Para o caso das pastagens de ecologia alentejana, poderemos facilmente arredondar a área até cerca de 3.000.000 de hectares se incluirmos zonas de montados da charneca ribatejana e do sul da Beira Baixa. Elas ocupam todas as manchas de solos não urbanos e não cultivados ou de cultura intermitente, por razões de qualidade pedológica, de orografia ou de floresta.
Dentro desta vasta região (1/3 do Continente!), os solos são o elemento mais diversificado. Isso mesmo ressalta do mapa sucinto das grandes famílias de solos no Alentejo, (classificação FAO), mostrado no Atlas da Direcção Geral do Ambiente (Fig. 1.2.-A).
Também pelo mapa da Carta de Solos referentes ao Alentejo (55), se constata a presença na região de praticamente todas as ordens e subordens de solos descritas para o país. Com mais representatividade destacam-se 4 subordens de solos – Litossolos, Solos litólicos não húmicos, Solos mediterrâneos pardos e Podzóis – por sua vez bem repartidas em diferentes grupos, subgrupos e famílias.
Ligando o valor agrícola, ou classe de uso, destes solos à sua pedologia, ressalta ainda do Quadro 1.1 que 70% (34% + 36%) dos solos alentejanos são incipientes e delgados com mais aptidão para a silvo-pastorícia, contra somente 30% (10% +16% + 4%) de solos de uso agrícola mais favorável.
São valores conhecidos de há muito, mas que convém recordar e realçar aqui, neste campo das pastagens. Assim, haverá nesta região cerca de 2.100.000 ha de solos ditos “maus ou pobres” para a cultura agrícola, cuja utilização (que não vocação, como por vezes é referido!) deverá ser então a praticultura ou pascicultura.
E para além da pedologia desfavorável, são solos cuja génese (natureza das rochas-mães), lhe deu características químicas de solos ácidos, havendo poucos com pH acima de 6,5 (Fig. 1.2.-B).
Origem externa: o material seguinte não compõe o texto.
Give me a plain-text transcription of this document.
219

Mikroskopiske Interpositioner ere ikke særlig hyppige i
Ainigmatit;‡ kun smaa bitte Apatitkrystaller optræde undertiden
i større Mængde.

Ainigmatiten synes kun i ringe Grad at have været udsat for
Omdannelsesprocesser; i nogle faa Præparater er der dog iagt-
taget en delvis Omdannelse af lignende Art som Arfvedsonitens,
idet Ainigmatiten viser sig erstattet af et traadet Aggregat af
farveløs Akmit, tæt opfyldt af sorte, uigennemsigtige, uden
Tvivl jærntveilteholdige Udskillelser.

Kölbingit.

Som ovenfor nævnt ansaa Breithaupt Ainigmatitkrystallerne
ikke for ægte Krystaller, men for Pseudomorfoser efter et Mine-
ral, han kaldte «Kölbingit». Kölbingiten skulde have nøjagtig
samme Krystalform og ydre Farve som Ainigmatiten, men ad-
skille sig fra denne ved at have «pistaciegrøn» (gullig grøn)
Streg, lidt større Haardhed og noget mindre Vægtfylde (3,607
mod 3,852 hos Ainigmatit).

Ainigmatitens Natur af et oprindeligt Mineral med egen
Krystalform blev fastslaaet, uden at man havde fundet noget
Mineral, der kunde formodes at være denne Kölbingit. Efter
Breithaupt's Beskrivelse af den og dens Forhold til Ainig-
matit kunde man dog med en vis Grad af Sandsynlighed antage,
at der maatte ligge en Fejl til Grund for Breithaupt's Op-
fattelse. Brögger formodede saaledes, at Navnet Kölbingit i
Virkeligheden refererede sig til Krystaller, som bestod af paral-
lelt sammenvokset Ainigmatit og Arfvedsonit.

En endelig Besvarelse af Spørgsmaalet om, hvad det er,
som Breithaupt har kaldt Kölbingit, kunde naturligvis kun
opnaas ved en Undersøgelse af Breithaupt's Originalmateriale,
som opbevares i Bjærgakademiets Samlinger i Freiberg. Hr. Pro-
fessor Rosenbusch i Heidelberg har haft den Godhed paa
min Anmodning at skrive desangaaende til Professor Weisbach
Mas como se pode constatar neste mesmo mapa, os solos ácidos são dominantes em todo o país, seja pela natureza da rocha-mãe, seja pela “lavagem” de bases de troca, seja pelos níveis de MO. Este é também um factor limitante para muitas espécies herbáceas, nomeadamente para leguminosas.
Se analisarmos os dados do último Recenseamento Geral Agrícola (1999), verifica-se para o Alentejo uma área agricultada total de menos de 2.000.000 ha (Quadro 1.2.), mas onde as pastagens e forragens, incluindo pousios, ocupariam 1.406.822 ha, ou seja, 71% da área recenseada. A proporção está de acordo com a atrás referida para a qualidade dos solos, mas que deverá ter aumentado nos últimos anos, por razões de preços de cereais e de alterações da PAC.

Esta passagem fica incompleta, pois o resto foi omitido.